Hard-constraint physics-residual networks for hydrogen crossover prediction and high-pressure extrapolation in PEM water electrolysis
Abstract
Hydrogen crossover is a critical safety and efficiency constraint in high-pressure polymer electrolyte membrane water electrolysis (PEMWE), but accurate prediction remains difficult because data are limited, transport physics are strongly coupled, and industrial operation requires reliable extrapolation beyond observed conditions. This study develops a hard-constraint physics-residual network (PR-Net) for hydrogen crossover prediction in PEMWE and compares it with a purely data-driven neural network (NN) and a soft-constraint physics-informed neural network (PINN).

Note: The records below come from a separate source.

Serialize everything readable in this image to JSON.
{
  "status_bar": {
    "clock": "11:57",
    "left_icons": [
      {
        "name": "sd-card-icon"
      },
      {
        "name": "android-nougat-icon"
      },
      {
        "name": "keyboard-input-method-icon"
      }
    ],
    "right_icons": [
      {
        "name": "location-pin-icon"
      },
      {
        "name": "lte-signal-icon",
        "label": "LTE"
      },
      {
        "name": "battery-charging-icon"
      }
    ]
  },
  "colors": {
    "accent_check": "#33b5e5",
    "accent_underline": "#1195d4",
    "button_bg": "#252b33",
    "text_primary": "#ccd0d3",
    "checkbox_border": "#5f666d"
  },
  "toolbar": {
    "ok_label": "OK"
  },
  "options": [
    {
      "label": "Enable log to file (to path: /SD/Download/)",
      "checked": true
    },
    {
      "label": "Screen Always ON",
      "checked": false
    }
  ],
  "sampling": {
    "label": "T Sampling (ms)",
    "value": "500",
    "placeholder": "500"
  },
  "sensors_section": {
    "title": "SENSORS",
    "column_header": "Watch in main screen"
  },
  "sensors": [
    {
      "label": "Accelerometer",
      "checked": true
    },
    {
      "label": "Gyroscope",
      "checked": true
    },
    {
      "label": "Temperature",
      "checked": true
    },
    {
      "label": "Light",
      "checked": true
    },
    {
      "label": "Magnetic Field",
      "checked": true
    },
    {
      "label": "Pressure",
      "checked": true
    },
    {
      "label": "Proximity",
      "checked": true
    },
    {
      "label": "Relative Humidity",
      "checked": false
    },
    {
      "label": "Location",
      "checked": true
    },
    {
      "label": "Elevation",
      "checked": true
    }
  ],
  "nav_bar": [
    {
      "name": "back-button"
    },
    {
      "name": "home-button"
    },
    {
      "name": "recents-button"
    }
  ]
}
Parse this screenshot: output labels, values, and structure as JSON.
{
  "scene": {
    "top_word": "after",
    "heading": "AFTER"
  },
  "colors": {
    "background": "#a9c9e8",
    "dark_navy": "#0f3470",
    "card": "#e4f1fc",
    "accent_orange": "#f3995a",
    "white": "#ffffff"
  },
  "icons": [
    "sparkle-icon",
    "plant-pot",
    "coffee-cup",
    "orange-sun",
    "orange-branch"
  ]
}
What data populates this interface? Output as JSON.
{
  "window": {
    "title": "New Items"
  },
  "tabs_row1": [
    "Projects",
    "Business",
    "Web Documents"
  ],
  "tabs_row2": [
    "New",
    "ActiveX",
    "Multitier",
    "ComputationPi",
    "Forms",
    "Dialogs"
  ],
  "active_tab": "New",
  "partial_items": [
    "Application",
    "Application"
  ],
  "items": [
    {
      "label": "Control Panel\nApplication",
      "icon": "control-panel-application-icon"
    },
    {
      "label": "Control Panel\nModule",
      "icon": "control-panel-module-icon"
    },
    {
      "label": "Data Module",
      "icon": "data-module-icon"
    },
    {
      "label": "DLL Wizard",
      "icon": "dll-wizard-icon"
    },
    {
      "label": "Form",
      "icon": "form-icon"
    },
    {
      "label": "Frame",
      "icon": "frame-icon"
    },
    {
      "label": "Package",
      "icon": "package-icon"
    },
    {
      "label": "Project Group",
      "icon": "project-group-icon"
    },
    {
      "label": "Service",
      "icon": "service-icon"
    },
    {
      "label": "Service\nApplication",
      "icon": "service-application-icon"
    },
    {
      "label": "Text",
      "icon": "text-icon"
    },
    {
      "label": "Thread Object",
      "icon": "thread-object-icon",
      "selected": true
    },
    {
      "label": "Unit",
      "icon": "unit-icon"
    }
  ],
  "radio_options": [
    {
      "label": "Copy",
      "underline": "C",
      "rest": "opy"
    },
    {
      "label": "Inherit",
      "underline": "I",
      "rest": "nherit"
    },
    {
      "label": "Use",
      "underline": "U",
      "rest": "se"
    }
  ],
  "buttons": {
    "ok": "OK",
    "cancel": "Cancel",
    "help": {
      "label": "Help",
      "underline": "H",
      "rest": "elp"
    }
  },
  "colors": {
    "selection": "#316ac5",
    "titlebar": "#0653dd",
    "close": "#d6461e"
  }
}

PR-Net embeds Henry's, Fick's, and Faraday's laws as a deterministic backbone and learns only a residual correction for unmodelled nonlinear effects. The benchmark includes 184 observations from eight peer-reviewed sources across six membrane types, covering 1-200 bar, 25-85°C, and 0.05-5.0 A cm-2. PR-Net achieves R2 = 99.57 0.16%, with 9-fold lower prediction variability than NN and PINN. In pressure-axis extrapolation, PR-Net attains R2 = 94.02 0.92% at 200 bar, 2.5 times beyond the training pressure range, compared with 68.06 5.52% for PINN and 58.00 8.60% for NN (p < 0.001). Residual analysis indicates that the learned correction captures part of the high-pressure gas-phase non-ideality and recovers a transport-regime transition near 0.23 A cm-2 between Fickian diffusion-dominated and Faradaic production-dominated transport. With a computation time of 1.08 0.34 ms on low-power embedded hardware, PR-Net provides a practical framework for real-time crossover monitoring, adaptive process control, and safer high-pressure green-hydrogen operation.